10 CC's classic album How Dare You from 1976 featured "Don't hang up" and other great songs. The Godley/Creme videos bench marked the art at the time and the album covers like the one above were innovative and striking.
Did they know that they were prescient?
Nowadays it seems that no one is hanging up, much to the glee of telecommunication companies. Everywhere I go I see people talking into, talking at, typing into, fiddling with or otherwise playing/using cellular phones in their many guises. In a Toronto newspaper the other week the statistics of pedestrian fatalities and injuries were published and there was an indecently high percentage of victims who were hit/maimed/ killed while texting or talking into a hand held device. On the subway the percentage of young people who use their phones while travelling is about 90% (from observations I've made). The first thing that they do is text, scan photos , make calls or listen to music. On the streets the percentage is slightly less but this is where the real danger is. It is quite the usual thing to have some young thing charging along, narrowly missing people on the footpath (sidewalk) and being narrowly missed by cars on the road while they are texting/phoning/listening. Some are oblivious to how loud they are talking and carry on intimate conversations at full volume. The ones that get to me are people who have those annoying blue tooth contraptions fitted to their ears and have the phone in a pocket. They carry on loud conversations seemingly to themselves. This can be a bit disconcerting when shouting is involved as you are never sure if they aren't one of the non-committed loonies that big cities have roaming around sans medication. Whilst not as bad as San Francisco which must have the highest number of brain-fried damaged people per capita, Toronto as a city of many millions of people has its fair share.

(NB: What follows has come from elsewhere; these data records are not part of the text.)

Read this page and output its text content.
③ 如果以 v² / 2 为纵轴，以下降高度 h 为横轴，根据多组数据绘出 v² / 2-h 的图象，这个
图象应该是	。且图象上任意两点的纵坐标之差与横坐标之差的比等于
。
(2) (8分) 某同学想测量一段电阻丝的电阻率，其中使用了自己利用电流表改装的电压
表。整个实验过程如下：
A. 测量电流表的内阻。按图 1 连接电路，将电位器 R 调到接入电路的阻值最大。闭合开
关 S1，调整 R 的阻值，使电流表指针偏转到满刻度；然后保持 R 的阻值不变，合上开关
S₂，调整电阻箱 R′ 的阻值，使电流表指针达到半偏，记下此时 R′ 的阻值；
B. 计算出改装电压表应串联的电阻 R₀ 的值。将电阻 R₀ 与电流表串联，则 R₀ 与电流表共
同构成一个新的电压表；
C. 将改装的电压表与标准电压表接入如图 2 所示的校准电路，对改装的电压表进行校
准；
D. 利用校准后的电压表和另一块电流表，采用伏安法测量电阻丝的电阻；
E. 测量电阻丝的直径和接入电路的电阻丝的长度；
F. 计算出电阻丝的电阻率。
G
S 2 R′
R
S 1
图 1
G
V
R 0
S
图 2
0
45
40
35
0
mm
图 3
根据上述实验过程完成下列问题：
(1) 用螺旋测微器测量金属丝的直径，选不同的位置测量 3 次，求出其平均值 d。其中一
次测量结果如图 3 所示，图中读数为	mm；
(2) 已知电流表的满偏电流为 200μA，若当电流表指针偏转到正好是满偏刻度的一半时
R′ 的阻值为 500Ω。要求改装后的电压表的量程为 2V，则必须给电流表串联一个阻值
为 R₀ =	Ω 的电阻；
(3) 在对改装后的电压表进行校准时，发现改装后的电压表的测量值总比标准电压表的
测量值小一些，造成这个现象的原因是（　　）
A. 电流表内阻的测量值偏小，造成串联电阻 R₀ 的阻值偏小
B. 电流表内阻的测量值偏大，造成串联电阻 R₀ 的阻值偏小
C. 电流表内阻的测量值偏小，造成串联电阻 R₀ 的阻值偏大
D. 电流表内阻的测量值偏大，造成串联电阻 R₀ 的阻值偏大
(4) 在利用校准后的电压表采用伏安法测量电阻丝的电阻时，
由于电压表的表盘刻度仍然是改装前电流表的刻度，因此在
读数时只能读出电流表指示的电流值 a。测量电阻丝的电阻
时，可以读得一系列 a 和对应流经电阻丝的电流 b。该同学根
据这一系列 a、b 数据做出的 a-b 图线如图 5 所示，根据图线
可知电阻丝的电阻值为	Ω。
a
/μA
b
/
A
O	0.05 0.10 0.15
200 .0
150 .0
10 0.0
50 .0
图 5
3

To be fair, I have joined the ranks of lemmings who support telecommunication companies as I upgraded my 12 year old Nokia for an iPhone 5.
The iPhone 5 has all sorts of marvellous wizardry in addition to phone and text capability. The Nokia provided me with phone and text capability. I used the Nokia mainly to capture phone messages and to receive (and sometimes send) the odd text. I am using the iPhone 5 (after a period of experimentation with e-mails, internet trawling, GPS navigation, news updates etc) for capturing phone messages and receiving (and sometimes sending) the odd text.
The phone has a damn good camera however and, as Toronto is a flat city with no major landmarks, has a very useful built-in compass. The monthly payments (with the rent to buy built-in) including unlimited phone calls and texts and a huge amount of data is less than I was paying in NZ for just calls and texts so it can't all be bad.
Next step for me might be to get a blue tooth earpiece and join the other loonies.